Duravant Renames Company It Acquired

Control Design
Control DesignMay 4, 2026

Why It Matters

The rename signals Duravant’s intent to offer a fully integrated, end‑to‑end automation stack, strengthening its competitive position in the fast‑growing warehouse‑technology market.

Key Takeaways

  • Duravant renames Matthews Automation Solutions to Pyramid after 2025 acquisition
  • Pyramid offers WES and WCS software, expanding Duravant’s automation suite
  • Integration aims to combine pick‑to‑light tech with broader material handling solutions
  • Customers gain unified control across conveyors, packaging, and fulfillment systems

Pulse Analysis

Duravant’s decision to rebrand its recently acquired Matthews Automation Solutions as Pyramid reflects a broader industry trend toward consolidation of hardware and software capabilities. By folding a specialist WES/WCS provider into its existing portfolio, Duravant can present a single point of contact for clients seeking everything from conveyor belts to sophisticated warehouse orchestration tools. This move also leverages the growing demand for flexible, cloud‑enabled solutions that can adapt to omnichannel fulfillment pressures and labor shortages across North America and Europe.

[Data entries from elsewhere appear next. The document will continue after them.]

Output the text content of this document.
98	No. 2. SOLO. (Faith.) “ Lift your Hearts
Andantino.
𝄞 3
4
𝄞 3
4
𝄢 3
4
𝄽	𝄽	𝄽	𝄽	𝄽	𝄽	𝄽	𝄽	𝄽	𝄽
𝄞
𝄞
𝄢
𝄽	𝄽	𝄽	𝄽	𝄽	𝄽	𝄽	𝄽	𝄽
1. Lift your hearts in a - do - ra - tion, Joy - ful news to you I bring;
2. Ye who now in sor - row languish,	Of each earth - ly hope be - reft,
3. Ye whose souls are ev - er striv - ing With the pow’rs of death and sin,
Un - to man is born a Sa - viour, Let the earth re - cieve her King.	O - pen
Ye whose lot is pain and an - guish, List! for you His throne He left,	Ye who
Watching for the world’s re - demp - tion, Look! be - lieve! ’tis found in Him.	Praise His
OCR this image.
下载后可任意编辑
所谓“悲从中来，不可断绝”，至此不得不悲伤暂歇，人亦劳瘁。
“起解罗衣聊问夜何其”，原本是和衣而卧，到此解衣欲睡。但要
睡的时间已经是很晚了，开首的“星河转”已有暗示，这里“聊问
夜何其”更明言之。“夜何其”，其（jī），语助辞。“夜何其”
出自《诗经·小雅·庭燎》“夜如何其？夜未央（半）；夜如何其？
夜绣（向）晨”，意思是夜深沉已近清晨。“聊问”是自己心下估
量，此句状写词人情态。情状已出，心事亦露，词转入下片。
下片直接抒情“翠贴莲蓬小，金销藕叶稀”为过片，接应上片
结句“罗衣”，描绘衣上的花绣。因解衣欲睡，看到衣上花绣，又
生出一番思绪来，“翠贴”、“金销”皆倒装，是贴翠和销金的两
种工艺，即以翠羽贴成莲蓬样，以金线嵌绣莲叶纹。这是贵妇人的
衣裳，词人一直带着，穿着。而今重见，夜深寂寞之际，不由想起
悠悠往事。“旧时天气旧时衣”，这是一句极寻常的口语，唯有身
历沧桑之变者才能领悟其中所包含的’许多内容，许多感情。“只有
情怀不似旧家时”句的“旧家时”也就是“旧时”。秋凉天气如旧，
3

Pyramid’s core strength lies in its pick‑to‑light and real‑time execution platforms, which have been proven in high‑throughput distribution centers. Coupled with Duravant’s extensive experience in conveyor engineering, parcel handling, and packaging automation, the combined entity can now deliver tightly integrated control loops that reduce latency between order receipt and shipment. The unified architecture promises higher accuracy, faster throughput, and easier scalability for midsize and enterprise customers looking to modernize legacy warehouse layouts without a costly, piecemeal vendor approach.

For shippers and retailers, the rebrand translates into a more cohesive roadmap for automation investments. Instead of negotiating separate contracts for software, controls, and material‑handling equipment, they can now source a holistic solution that aligns with industry standards such as WMS interoperability and IoT data analytics. Competitors will need to match this breadth of offering or risk losing market share, while Duravant’s expanded suite positions it to capture a larger slice of the projected $70 billion global warehouse‑automation market by 2030. The Pyramid name underscores a strategic shift toward software‑driven value creation within a traditionally hardware‑centric sector.